Infectious disease is often the major selective agent in nature, and we cannot understand how populations evolve without understanding their pathogenic microbes. Beyond host immunity, an important factor determining the ability of pathogens to invade a host is how pathogens interact with other pathogens as well as background microbiota. This project investigates these questions in plants. Previous work has largely focused on pairwise interactions between one plant host and one pathogen, leaving a large gap in our understanding of how different types of interactions between microbes, and especially pathogens, determine the outcome of host-pathogen interactions in the real world.

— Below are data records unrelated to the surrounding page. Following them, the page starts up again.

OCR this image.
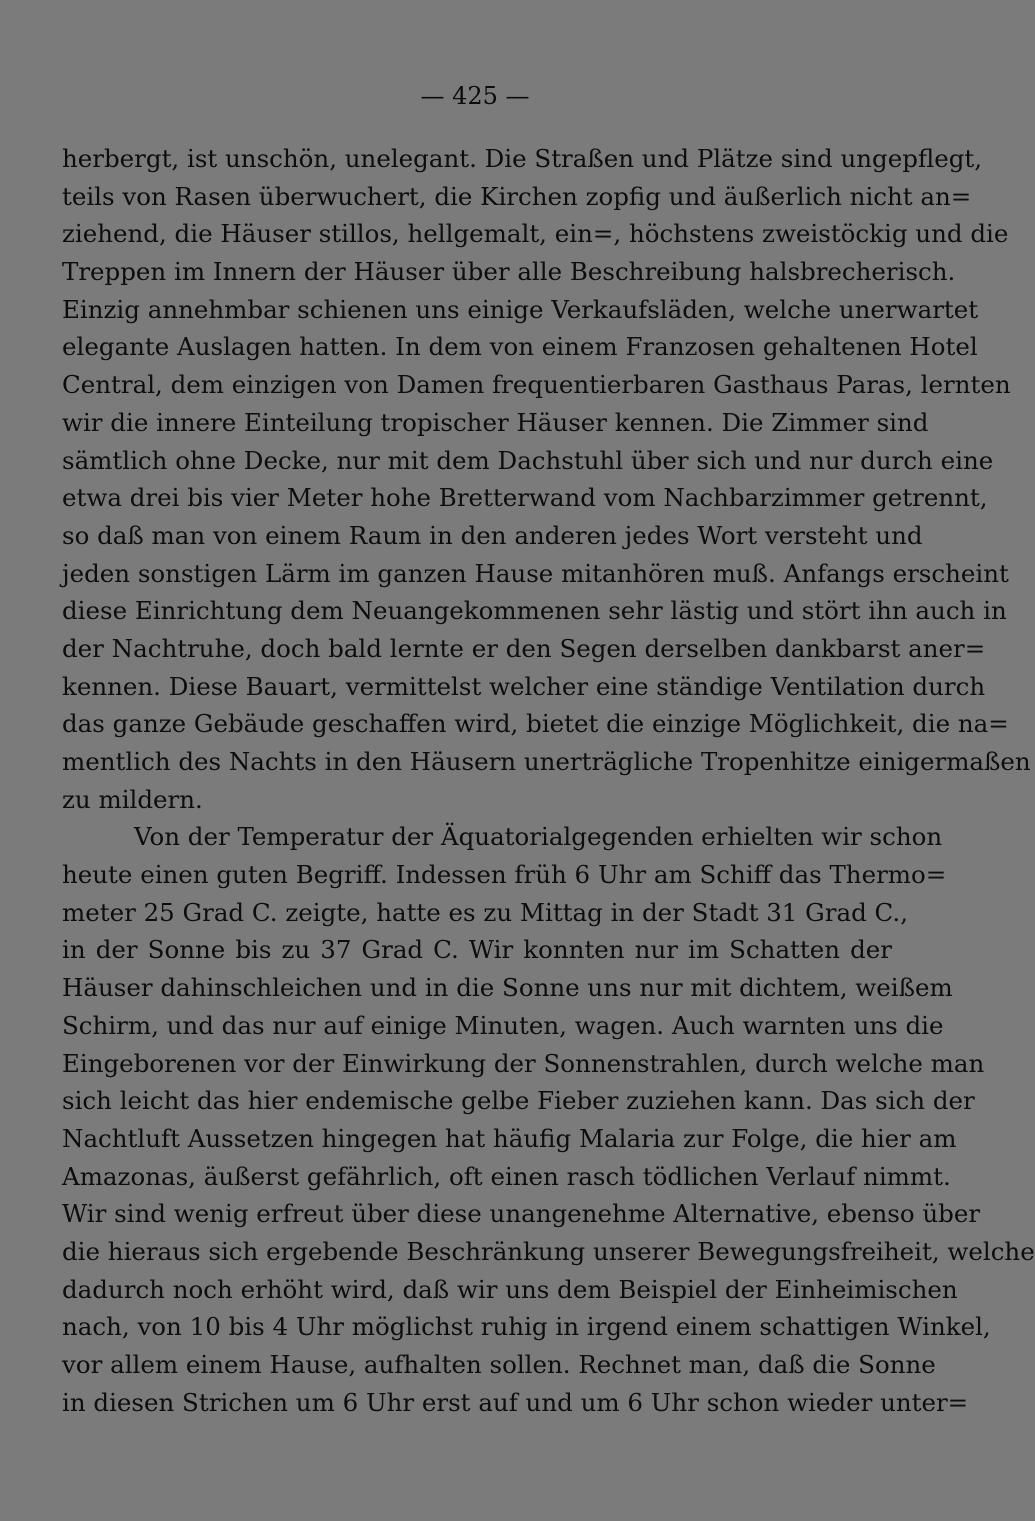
— 425 —

herbergt, ist unschön, unelegant. Die Straßen und Plätze sind ungepflegt,
teils von Rasen überwuchert, die Kirchen zopfig und äußerlich nicht an=
ziehend, die Häuser stillos, hellgemalt, ein=, höchstens zweistöckig und die
Treppen im Innern der Häuser über alle Beschreibung halsbrecherisch.
Einzig annehmbar schienen uns einige Verkaufsläden, welche unerwartet
elegante Auslagen hatten. In dem von einem Franzosen gehaltenen Hotel
Central, dem einzigen von Damen frequentierbaren Gasthaus Paras, lernten
wir die innere Einteilung tropischer Häuser kennen. Die Zimmer sind
sämtlich ohne Decke, nur mit dem Dachstuhl über sich und nur durch eine
etwa drei bis vier Meter hohe Bretterwand vom Nachbarzimmer getrennt,
so daß man von einem Raum in den anderen jedes Wort versteht und
jeden sonstigen Lärm im ganzen Hause mitanhören muß. Anfangs erscheint
diese Einrichtung dem Neuangekommenen sehr lästig und stört ihn auch in
der Nachtruhe, doch bald lernte er den Segen derselben dankbarst aner=
kennen. Diese Bauart, vermittelst welcher eine ständige Ventilation durch
das ganze Gebäude geschaffen wird, bietet die einzige Möglichkeit, die na=
mentlich des Nachts in den Häusern unerträgliche Tropenhitze einigermaßen
zu mildern.
Von der Temperatur der Äquatorialgegenden erhielten wir schon
heute einen guten Begriff. Indessen früh 6 Uhr am Schiff das Thermo=
meter 25 Grad C. zeigte, hatte es zu Mittag in der Stadt 31 Grad C.,
in der Sonne bis zu 37 Grad C. Wir konnten nur im Schatten der
Häuser dahinschleichen und in die Sonne uns nur mit dichtem, weißem
Schirm, und das nur auf einige Minuten, wagen. Auch warnten uns die
Eingeborenen vor der Einwirkung der Sonnenstrahlen, durch welche man
sich leicht das hier endemische gelbe Fieber zuziehen kann. Das sich der
Nachtluft Aussetzen hingegen hat häufig Malaria zur Folge, die hier am
Amazonas, äußerst gefährlich, oft einen rasch tödlichen Verlauf nimmt.
Wir sind wenig erfreut über diese unangenehme Alternative, ebenso über
die hieraus sich ergebende Beschränkung unserer Bewegungsfreiheit, welche
dadurch noch erhöht wird, daß wir uns dem Beispiel der Einheimischen
nach, von 10 bis 4 Uhr möglichst ruhig in irgend einem schattigen Winkel,
vor allem einem Hause, aufhalten sollen. Rechnet man, daß die Sonne
in diesen Strichen um 6 Uhr erst auf und um 6 Uhr schon wieder unter=
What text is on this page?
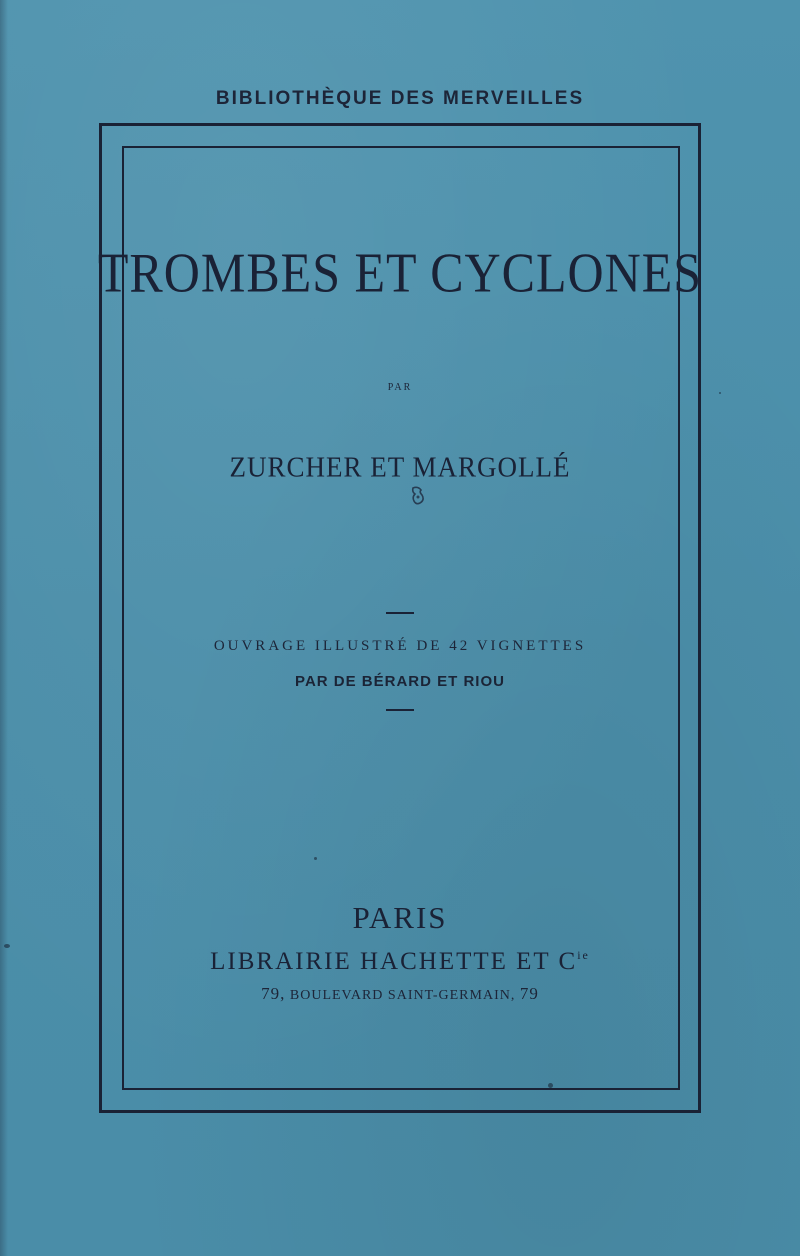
BIBLIOTHÈQUE DES MERVEILLES
TROMBES ET CYCLONES
PAR
ZURCHER ET MARGOLLÉ
OUVRAGE ILLUSTRÉ DE 42 VIGNETTES
PAR DE BÉRARD ET RIOU
PARIS
LIBRAIRIE HACHETTE ET $C^{ie}$
79, BOULEVARD SAINT-GERMAIN, 79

This project integrates large-scale field observations of microbes in the plant Arabidopsis thaliana with ultra-high-throughput experimental tests of host-dependent interactions among microbes, allowing experiment-informed modeling of pathogenic microbe-microbe interactions. These models, which will be improved through an iterative process of data collection with synthetic communities, will illuminate how interactions, from pairwise to higher-order, shape microbial community composition and structure. In the final step, the resulting models will be tested against and refined with field data. Together, these efforts will transform the study of plant pathogens by applying deep analyses of microbial interactions in an ecological context to explain patterns in nature. The ultimate goal is to refashion plant-pathogen-microbiome studies into a predictive science.
Natural populations of the plant Arabidopsis thaliana have been extensively characterized for ecological variables across two plant life cycles from fall 2021 to spring 2023. The characterization of microbiota and pathobiota in and on these plants as well as on companion species and soil is ongoing, as is the genetic characterization of the plants. A subset of plants is also being processed for gene expression analyses, to determine the effects of microbial colonization on the immune status of wild plants.

Both plant and microbe strains are being barcoded in preparation for massive infection trials. The efficiency and power of the barcoding system has been demonstrated in pilot experiments, and an instrument for massively parallel bacterial infections by spraying has been developed.
Previous work has largely ignored the impact of interactions between pathogens, the pathobiota. This project will provide the first large-scale experimental data set accurately describing the range of interactions, including higher-order interactions, that drive complex microbial communities in the plant phyllosphere.